Cuddy watches as House heaves in the toilet. She gives him some ginger water to ease the nausea. He sees a spare pill. Dead Amber tells him to send her away. He does. Then Dead Amber calls him pathetic, saying if he wants the pill, he should just send her home. As he crawls for it Dead Amber says if he takes the pill he doesn’t deserve her, but if he secretly takes it, he doesn’t deserve anyone. He stretches out, reaching for it, but Cuddy runs in and snatches it away. She flushes it.

Taub and Chase try something radical to reanimate the tissue in her extremities. It looks like it might be working.

The next morning, House asks Cuddy to breathe more quietly. She says he’s doing great. She says he can come back to work when he’s better. She thinks he’ll be fine, but he says she’s biased because he’s her hospital’s biggest asset. He says that’s why she’s there. She says she’s not and wouldn’t lie and he deduces that means she has and wants to confess. And so she does. She wasn’t in his endocrinology class, she audited it. Because she thought he was “an interesting lunatic, even then.” She’s not there protecting hospital property. House looks around and announces they’re alone. Dead Amber is gone.

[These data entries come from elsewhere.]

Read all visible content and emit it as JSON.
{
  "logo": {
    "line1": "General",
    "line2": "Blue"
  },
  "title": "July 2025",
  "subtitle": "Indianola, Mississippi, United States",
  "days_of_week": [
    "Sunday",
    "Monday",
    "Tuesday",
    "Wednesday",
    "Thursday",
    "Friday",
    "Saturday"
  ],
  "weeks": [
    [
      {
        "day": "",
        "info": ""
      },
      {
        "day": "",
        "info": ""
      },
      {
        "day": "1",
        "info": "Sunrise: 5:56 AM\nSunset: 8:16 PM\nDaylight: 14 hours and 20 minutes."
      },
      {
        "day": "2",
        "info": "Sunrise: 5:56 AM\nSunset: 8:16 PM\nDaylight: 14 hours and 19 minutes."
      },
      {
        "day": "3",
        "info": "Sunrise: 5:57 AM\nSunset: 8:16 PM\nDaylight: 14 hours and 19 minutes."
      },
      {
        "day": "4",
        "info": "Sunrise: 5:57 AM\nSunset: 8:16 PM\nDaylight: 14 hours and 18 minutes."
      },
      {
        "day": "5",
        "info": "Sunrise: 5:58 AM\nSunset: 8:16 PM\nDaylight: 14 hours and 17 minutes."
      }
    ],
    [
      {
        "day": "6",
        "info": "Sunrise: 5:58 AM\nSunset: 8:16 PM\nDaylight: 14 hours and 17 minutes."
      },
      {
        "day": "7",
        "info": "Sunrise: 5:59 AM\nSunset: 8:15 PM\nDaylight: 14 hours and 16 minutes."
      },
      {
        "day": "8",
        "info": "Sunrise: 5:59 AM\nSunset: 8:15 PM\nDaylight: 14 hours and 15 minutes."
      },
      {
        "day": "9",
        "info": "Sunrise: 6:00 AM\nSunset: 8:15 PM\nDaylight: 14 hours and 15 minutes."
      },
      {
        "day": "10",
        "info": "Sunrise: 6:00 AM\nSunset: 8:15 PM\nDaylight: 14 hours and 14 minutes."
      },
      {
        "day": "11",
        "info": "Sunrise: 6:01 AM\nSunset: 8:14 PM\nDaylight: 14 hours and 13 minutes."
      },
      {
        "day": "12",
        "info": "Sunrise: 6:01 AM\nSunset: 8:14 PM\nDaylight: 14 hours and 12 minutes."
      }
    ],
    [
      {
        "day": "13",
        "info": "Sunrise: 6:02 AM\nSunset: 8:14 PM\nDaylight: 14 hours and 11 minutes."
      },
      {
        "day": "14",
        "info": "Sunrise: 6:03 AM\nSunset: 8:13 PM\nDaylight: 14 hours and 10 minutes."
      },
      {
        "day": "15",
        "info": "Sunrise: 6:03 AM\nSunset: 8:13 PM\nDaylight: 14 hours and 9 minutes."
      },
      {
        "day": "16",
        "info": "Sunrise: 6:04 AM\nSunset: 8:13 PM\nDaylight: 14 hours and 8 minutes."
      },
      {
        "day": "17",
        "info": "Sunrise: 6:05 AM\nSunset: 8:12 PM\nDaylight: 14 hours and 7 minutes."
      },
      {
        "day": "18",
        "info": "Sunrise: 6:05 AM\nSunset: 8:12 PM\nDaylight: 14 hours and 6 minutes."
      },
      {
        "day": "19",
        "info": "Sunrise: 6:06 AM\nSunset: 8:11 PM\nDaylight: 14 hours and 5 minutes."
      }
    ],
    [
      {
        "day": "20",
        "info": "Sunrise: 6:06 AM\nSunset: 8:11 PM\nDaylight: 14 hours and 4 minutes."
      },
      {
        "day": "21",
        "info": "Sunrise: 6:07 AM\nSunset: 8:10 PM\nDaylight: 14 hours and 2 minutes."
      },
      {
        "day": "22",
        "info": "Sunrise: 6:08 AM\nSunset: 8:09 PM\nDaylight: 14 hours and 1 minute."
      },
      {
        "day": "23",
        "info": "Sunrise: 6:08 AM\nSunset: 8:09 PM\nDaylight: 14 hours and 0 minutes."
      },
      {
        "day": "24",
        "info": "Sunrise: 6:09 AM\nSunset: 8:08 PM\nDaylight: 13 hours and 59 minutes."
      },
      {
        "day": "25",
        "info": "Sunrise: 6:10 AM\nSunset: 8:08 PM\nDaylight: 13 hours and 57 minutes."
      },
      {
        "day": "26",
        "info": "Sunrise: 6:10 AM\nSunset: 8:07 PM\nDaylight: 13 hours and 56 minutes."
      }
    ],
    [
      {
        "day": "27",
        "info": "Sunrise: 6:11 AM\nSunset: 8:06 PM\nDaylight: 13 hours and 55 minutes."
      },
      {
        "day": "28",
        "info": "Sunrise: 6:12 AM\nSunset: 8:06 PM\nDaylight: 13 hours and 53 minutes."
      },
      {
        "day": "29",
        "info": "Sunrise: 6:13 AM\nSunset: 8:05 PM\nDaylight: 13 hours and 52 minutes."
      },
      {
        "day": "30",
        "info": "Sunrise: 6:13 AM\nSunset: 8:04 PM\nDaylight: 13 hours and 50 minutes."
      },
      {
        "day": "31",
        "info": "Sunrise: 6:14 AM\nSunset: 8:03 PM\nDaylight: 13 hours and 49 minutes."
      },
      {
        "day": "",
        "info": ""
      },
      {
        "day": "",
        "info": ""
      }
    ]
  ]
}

The patient wakes up — with her extremities. She wants to know where her ballerino is. Taub tells her he left.

At home, Chase tells Cameron he doesn’t have any doubts. She thinks that’s naive. She wants to spend the rest of her life with him, but doesn’t know. He says he’ll wait until she does.

Cuddy puts on her coat to leave, telling House she’ll see him later. He thanks her. “You want to kiss me, don’t you?” she says, seeing him standing close. “I always want to kiss you,” he says. And so they do. And her coat comes off. And IT finally happens.